Florentino Tuason Jr., given in open court during the Oral Argument last October 7,
2003. The good commissioner affirmed that he was aware, of his own personal
knowledge, that there had indeed been a written agreement among the "consortium"
members, 34 although it was an internal matter among them, 35 and of the fact that it
would be presented by counsel for private respondent.36 However, under questioning
by Chief Justice Hilario G. Davide Jr. and Justice Jose C. Vitug, Commissioner Tuason
in effect admitted that, while he was the commissioner-in-charge of Comelec’s
Legal Department, he had never seen, even up to that late date, the agreement he
spoke of. Under further questioning, he was likewise unable to provide any information
regarding the amounts invested into the project by several members of the claimed
consortium. A short while later, he admitted that the Commission had not taken a look at
the agreement. Even if the BAC or the Phase II Team had taken charge of evaluating
the eligibility, qualifications and credentials of the consortium-bidder, still, in all
probability, the former would have referred the task to Commissioner Tuason, head of
Comelec’s Legal Department. That task was the appreciation and evaluation of
the legal effects and consequences of the terms, conditions, stipulations and
covenants contained in any joint venture agreement, consortium agreement or a
similar document -- assuming of course that any of these was available at the time.
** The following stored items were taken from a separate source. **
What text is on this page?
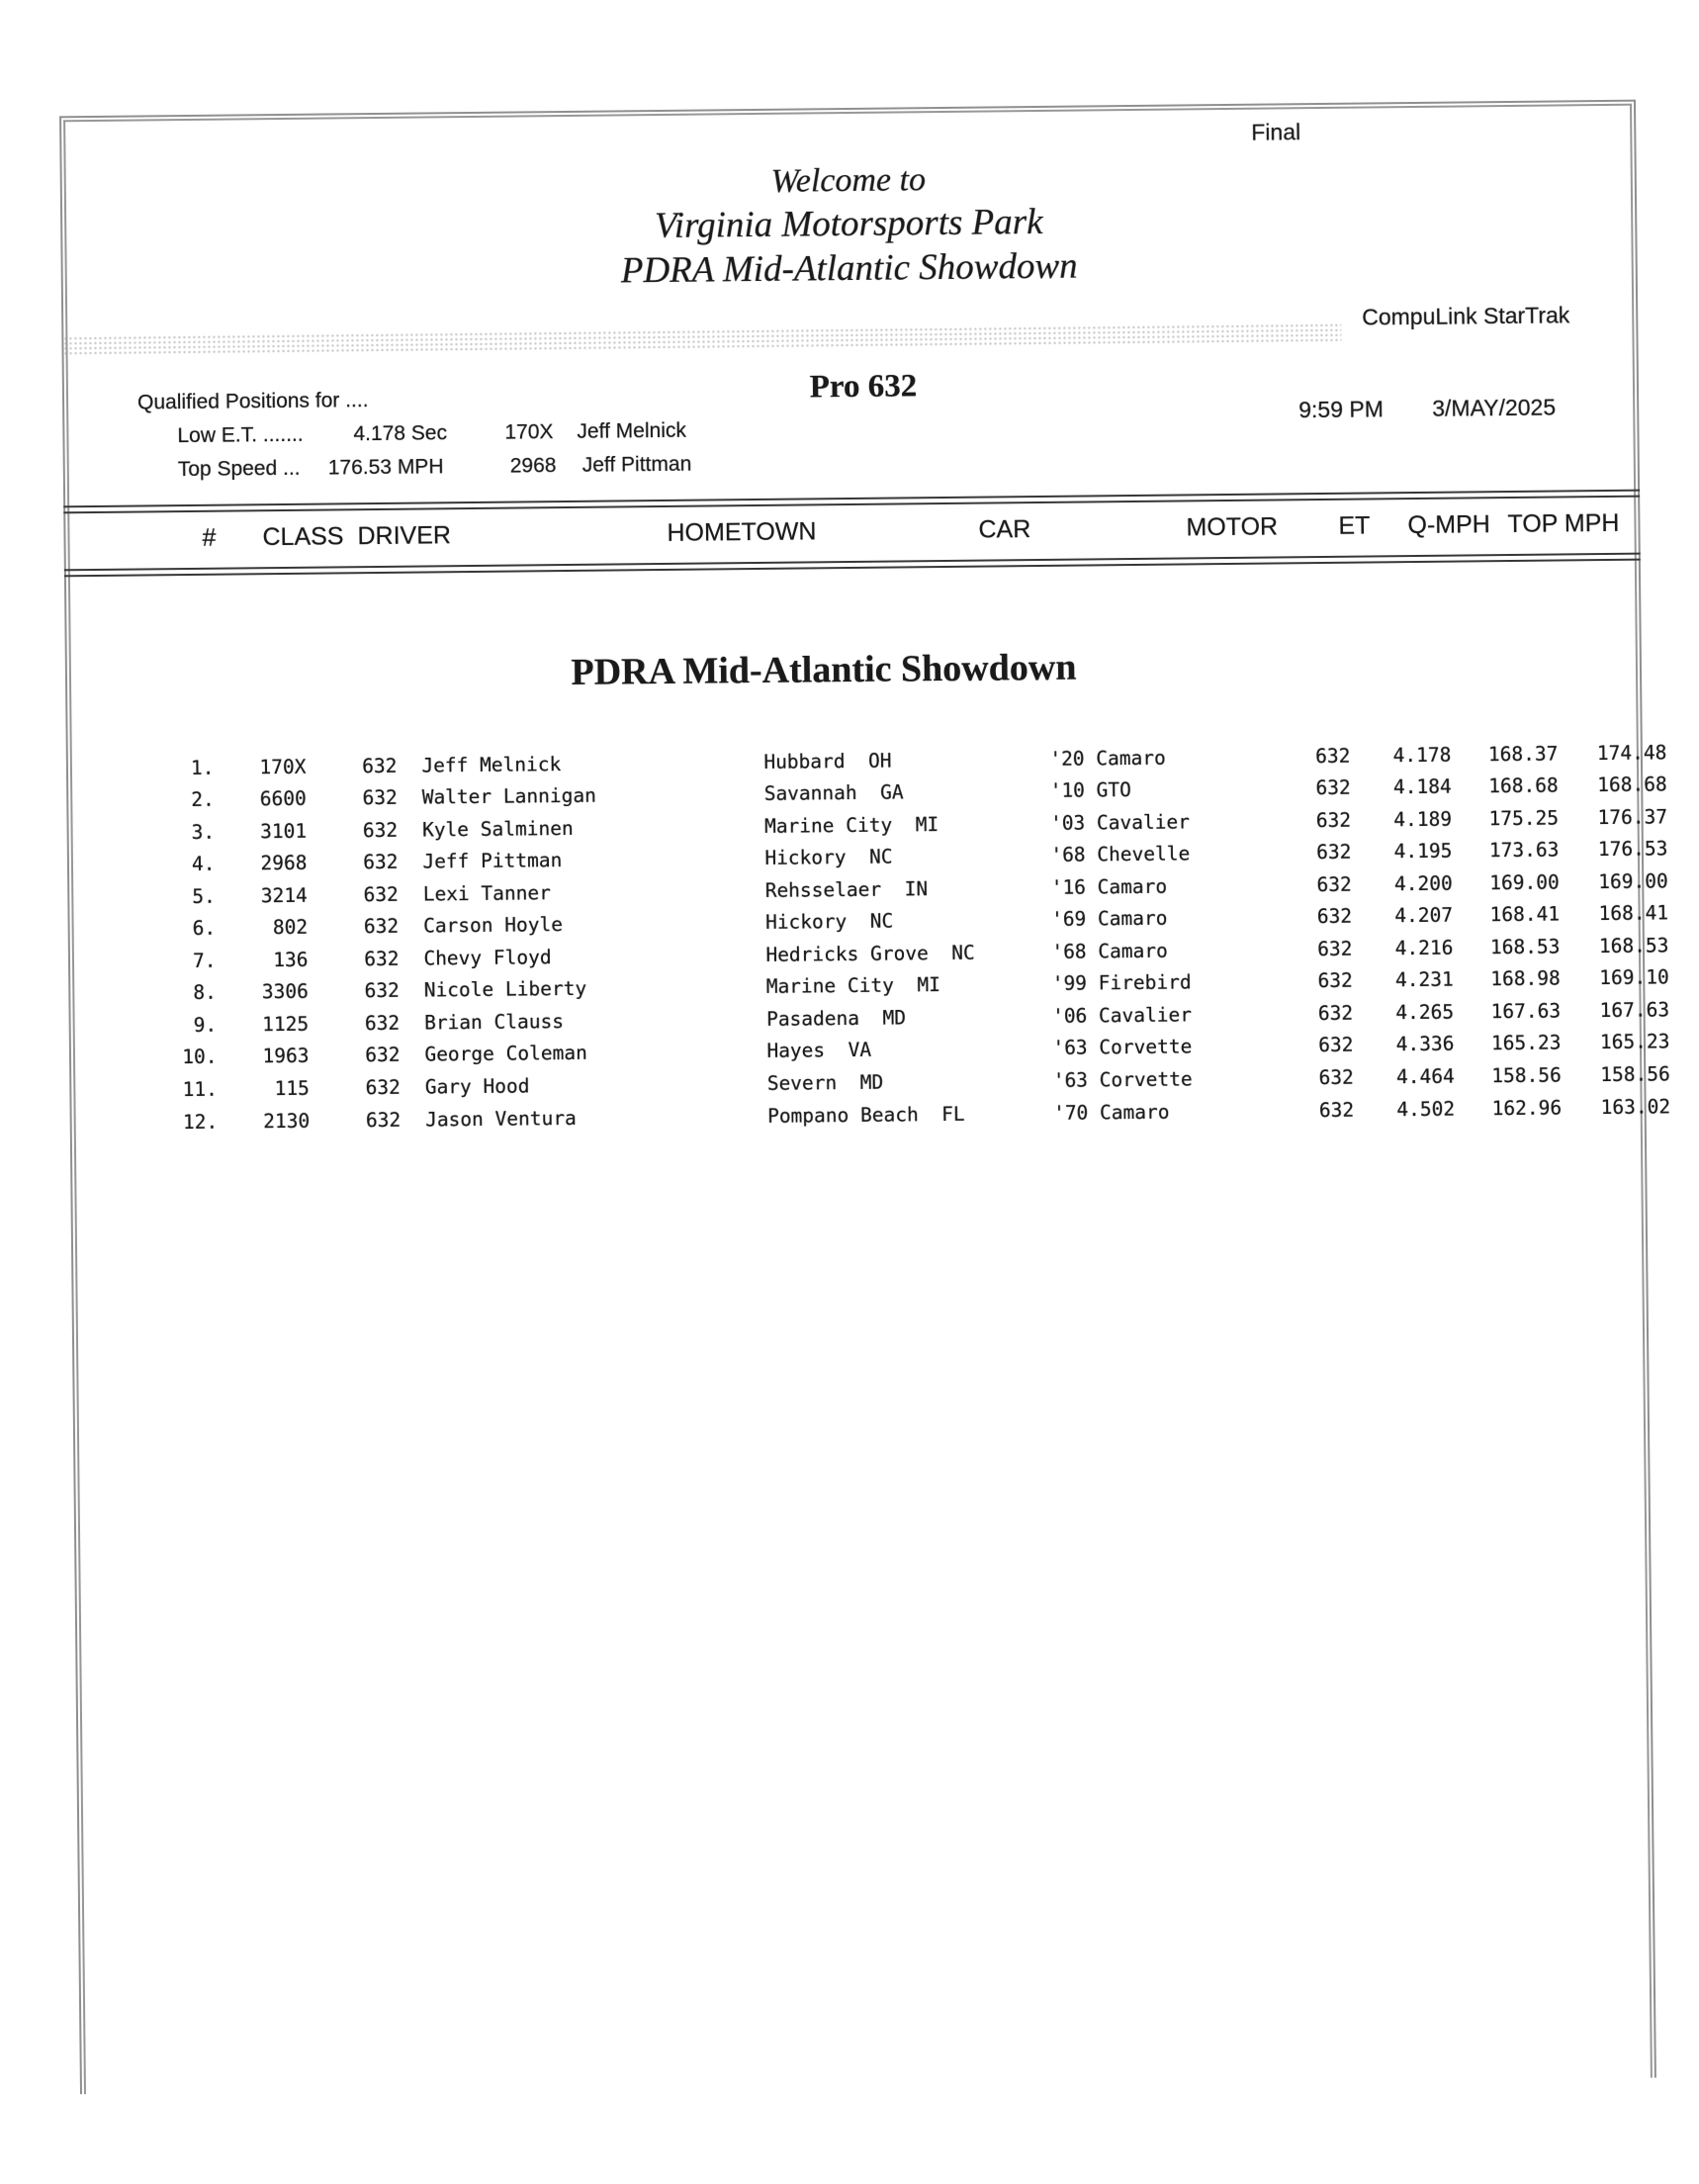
Final
Welcome to
Virginia Motorsports Park
PDRA Mid-Atlantic Showdown
CompuLink StarTrak
Qualified Positions for ....
Low E.T. ....... 4.178 Sec	170X Jeff Melnick
Top Speed ... 176.53 MPH	2968 Jeff Pittman
Pro 632
9:59 PM 3/MAY/2025
# CLASS DRIVER	HOMETOWN	CAR	MOTOR ET Q-MPH TOP MPH
PDRA Mid-Atlantic Showdown

1. 170X	632 Jeff Melnick	Hubbard  OH	'20 Camaro	632 4.178 168.37 174.48

2. 6600	632 Walter Lannigan	Savannah  GA	'10 GTO	632 4.184 168.68 168.68

3. 3101	632 Kyle Salminen	Marine City  MI	'03 Cavalier	632 4.189 175.25 176.37

4. 2968	632 Jeff Pittman	Hickory  NC	'68 Chevelle	632 4.195 173.63 176.53

5. 3214	632 Lexi Tanner	Rehsselaer  IN	'16 Camaro	632 4.200 169.00 169.00

6.	802	632 Carson Hoyle	Hickory  NC	'69 Camaro	632 4.207 168.41 168.41

7.	136	632 Chevy Floyd	Hedricks Grove  NC	'68 Camaro	632 4.216 168.53 168.53

8. 3306	632 Nicole Liberty	Marine City  MI	'99 Firebird	632 4.231 168.98 169.10

9. 1125	632 Brian Clauss	Pasadena  MD	'06 Cavalier	632 4.265 167.63 167.63

10. 1963	632 George Coleman	Hayes  VA	'63 Corvette	632 4.336 165.23 165.23

11.	115	632 Gary Hood	Severn  MD	'63 Corvette	632 4.464 158.56 158.56

12. 2130	632 Jason Ventura	Pompano Beach  FL	'70 Camaro	632 4.502 162.96 163.02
The
fact that Commissioner Tuason was barely aware of the situation bespeaks the
complete absence of such document, or the utter failure or neglect of the Comelec
to examine it -- assuming it was available at all -- at the time the award was made on
April 15, 2003. The problem is that Comelec never bothered to check. It never based its
decision on documents or other proof that would concretely establish the existence of
the claimed consortium or joint venture or agglomeration. It relied merely on the self-
serving representation in an uncorroborated letter signed by only one individual,
claiming that his company represented a "consortium" of several different
corporations. It concluded forthwith that a consortium indeed existed, composed of
such and such members, and thereafter declared that the entity was eligible to bid.
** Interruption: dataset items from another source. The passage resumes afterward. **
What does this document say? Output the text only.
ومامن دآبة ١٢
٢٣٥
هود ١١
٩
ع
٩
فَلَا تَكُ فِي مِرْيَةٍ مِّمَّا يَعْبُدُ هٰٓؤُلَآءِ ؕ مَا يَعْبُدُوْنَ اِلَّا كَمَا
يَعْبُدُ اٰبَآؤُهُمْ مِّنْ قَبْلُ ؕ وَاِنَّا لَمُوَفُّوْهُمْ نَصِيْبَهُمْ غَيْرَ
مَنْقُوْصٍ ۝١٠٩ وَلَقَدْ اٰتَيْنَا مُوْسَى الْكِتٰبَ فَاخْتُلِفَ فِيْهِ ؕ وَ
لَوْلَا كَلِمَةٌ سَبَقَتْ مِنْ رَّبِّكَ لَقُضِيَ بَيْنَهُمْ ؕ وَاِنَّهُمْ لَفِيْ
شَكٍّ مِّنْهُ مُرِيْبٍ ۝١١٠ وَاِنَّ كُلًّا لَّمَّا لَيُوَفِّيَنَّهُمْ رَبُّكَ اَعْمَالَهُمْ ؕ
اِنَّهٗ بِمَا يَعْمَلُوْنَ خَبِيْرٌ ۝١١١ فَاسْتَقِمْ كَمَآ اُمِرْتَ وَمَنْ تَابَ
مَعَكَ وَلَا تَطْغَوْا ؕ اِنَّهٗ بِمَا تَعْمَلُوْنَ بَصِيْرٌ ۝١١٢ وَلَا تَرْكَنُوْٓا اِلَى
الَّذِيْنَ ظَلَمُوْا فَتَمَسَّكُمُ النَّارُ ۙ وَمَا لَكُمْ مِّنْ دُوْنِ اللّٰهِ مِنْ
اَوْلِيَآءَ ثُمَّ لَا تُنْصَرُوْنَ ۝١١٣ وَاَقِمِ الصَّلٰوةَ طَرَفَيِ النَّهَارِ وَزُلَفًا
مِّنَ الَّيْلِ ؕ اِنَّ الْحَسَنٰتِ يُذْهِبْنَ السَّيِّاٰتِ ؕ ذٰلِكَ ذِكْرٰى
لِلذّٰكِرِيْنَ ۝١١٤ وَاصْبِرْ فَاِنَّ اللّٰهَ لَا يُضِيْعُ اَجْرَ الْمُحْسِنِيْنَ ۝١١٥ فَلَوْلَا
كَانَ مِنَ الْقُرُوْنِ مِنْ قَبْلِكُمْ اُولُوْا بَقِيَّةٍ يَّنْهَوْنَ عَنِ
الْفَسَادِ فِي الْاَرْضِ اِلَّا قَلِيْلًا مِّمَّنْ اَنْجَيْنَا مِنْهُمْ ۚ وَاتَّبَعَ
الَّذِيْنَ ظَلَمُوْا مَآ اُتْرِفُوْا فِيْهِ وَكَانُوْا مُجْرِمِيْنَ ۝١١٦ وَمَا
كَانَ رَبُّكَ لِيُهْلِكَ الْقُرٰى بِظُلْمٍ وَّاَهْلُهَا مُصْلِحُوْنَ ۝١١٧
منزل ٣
True, copies of financial statements and incorporation papers of the alleged
"consortium" members were submitted. But these papers did not establish the
existence of a consortium, as they could have been provided by the companies
concerned for purposes other than to prove that they were part of a consortium or joint
venture. For instance, the papers may have been intended to show that those
companies were each qualified to be a sub-contractor (and nothing more) in a
major project. Those documents did not by themselves support the assumption that a
consortium or joint venture existed among the companies. In brief, despite the absence
of competent proof as to the existence and eligibility of the alleged consortium (MPC),
its capacity to deliver on the Contract, and the members’ joint and several liability
therefor, Comelec nevertheless assumed that such consortium existed and was eligible.
It then went ahead and considered the bid of MPC, to which the Contract which the
Contract was eventually awarded, in gross violation of the former’s own bidding rules
and procedures contained in its RFP. Therein lies Comelec’s grave abuse of discretion.